I have made the truly agonising decision to leave the Labour Party after 55 years. I can no longer advocate voting Labour when it risks Corbyn becoming PM. I will continue to serve the people of Liverpool Riverside as I have had the honour to do since 1997. pic.twitter.com/3BTzUacZvo
— Louise Ellman MP (@LouiseEllman) October 16, 2019
Read her statement in full below:
“I have this evening resigned from the Labour Party. I have been a member for 55 years and a public representative in local and central government continuously since 1970. My decision has been truly agonising, as it has been for the thousands of other party members who have already left.
“I will not join any other party. I hope that under different leadership I will be able to return to my political home. I would like to thank the overwhelming majority of Labour MPs who have fought Labour’s antisemitism valiantly and the Co-operative Party who have taken a firm and unequivocal stance against this racism. I would also like to applaud the integrity of those local members who have continued to speak out.
“I believe that Jeremy Corbyn is not fit to serve as our Prime Mimster. With a looming general election and the possibility of him becoming Prime Minister, I feel I have to take a stand. I cannot advocate a government led by Jeremy Corbyn.

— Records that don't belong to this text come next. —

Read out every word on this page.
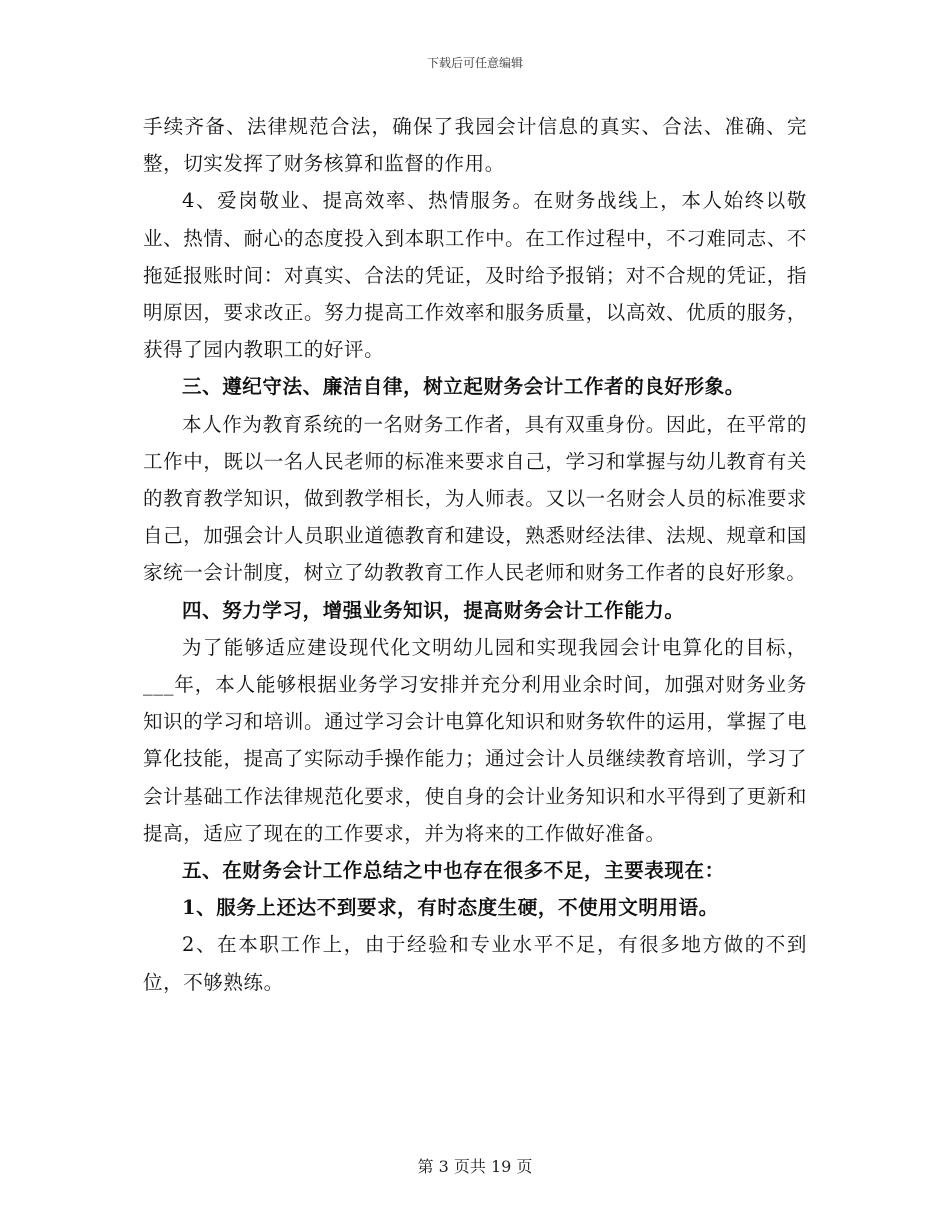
下载后可任意编辑

手续齐备、法律规范合法，确保了我园会计信息的真实、合法、准确、完整，切实发挥了财务核算和监督的作用。

4、爱岗敬业、提高效率、热情服务。在财务战线上，本人始终以敬业、热情、耐心的态度投入到本职工作中。在工作过程中，不刁难同志、不拖延报账时间：对真实、合法的凭证，及时给予报销；对不合规的凭证，指明原因，要求改正。努力提高工作效率和服务质量，以高效、优质的服务，获得了园内教职工的好评。

三、遵纪守法、廉洁自律，树立起财务会计工作者的良好形象。

本人作为教育系统的一名财务工作者，具有双重身份。因此，在平常的工作中，既以一名人民老师的标准来要求自己，学习和掌握与幼儿教育有关的教育教学知识，做到教学相长，为人师表。又以一名财会人员的标准要求自己，加强会计人员职业道德教育和建设，熟悉财经法律、法规、规章和国家统一会计制度，树立了幼教教育工作人民老师和财务工作者的良好形象。

四、努力学习，增强业务知识，提高财务会计工作能力。

为了能够适应建设现代化文明幼儿园和实现我园会计电算化的目标，___年，本人能够根据业务学习安排并充分利用业余时间，加强对财务业务知识的学习和培训。通过学习会计电算化知识和财务软件的运用，掌握了电算化技能，提高了实际动手操作能力；通过会计人员继续教育培训，学习了会计基础工作法律规范化要求，使自身的会计业务知识和水平得到了更新和提高，适应了现在的工作要求，并为将来的工作做好准备。

五、在财务会计工作总结之中也存在很多不足，主要表现在：

1、服务上还达不到要求，有时态度生硬，不使用文明用语。

2、在本职工作上，由于经验和专业水平不足，有很多地方做的不到位，不够熟练。

第 3 页共 19 页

“Under Jeremy Corbyn’s leadership, antisemitism has become mainstream in the Labour Party. Jewish members have been bullied, abused and driven out. Antisemites have felt comfortable and vile conspiracy theories have been propagated. A party that permits anti-Jewish racism to flourish cannot be called anti-racist.
“This is not compatible with the Labour Party’s values of equality, tolerance and respect for minorities. Shamefully, its anti-Jewish racism is now being investigated by one of the last labour government’s proudest creations, the Equality and Human Rights Commission.

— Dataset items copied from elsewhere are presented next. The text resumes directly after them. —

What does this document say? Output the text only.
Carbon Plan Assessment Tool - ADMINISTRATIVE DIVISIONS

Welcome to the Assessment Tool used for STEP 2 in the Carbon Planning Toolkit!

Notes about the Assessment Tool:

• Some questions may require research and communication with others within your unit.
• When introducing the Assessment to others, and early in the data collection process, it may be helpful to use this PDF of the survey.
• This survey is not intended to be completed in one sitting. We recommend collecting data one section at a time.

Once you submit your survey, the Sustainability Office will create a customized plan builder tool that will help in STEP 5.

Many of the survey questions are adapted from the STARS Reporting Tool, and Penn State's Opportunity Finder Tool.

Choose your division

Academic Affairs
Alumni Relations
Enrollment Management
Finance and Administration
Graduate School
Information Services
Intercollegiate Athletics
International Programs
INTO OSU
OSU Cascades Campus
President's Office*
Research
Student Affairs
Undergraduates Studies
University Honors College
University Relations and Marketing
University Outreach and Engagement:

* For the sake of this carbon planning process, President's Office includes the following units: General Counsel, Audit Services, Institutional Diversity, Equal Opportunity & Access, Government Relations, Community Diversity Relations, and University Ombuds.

“Jeremy Corbyn – who spent three decades on the backbenches consorting with, and never confronting, antisemites, Holocaust deniers and terrorists – has attracted the support of too many antisemites.
“The Labour Party is no longer a safe place for Jews and Jeremy Corbyn must bear the responsibility for this. We cannot allow him to do to the country what he has done to the Labour Party.
“The overwhelming majority of the Jewish community is fearful of what a Corbyn government might mean for Britain’s Jews. I share those concerns. But this issue is not simply about the Jewish community. This is about the nature of our society. Jeremy Corbyn’s seeming tolerance of antisemitism would embolden racists, poison our public debate and damage the social cohesion of our country.
“My values – traditional Labour values – have remained the same. It is Labour, under Jeremy Corbyn, that has changed. He has presided over a culture of hatred, fear and intolerance in the Labour Party.
“But this issue is no longer just about the Labour Party – it is about the threat a Jeremy Corbyn premiership could pose to the country.”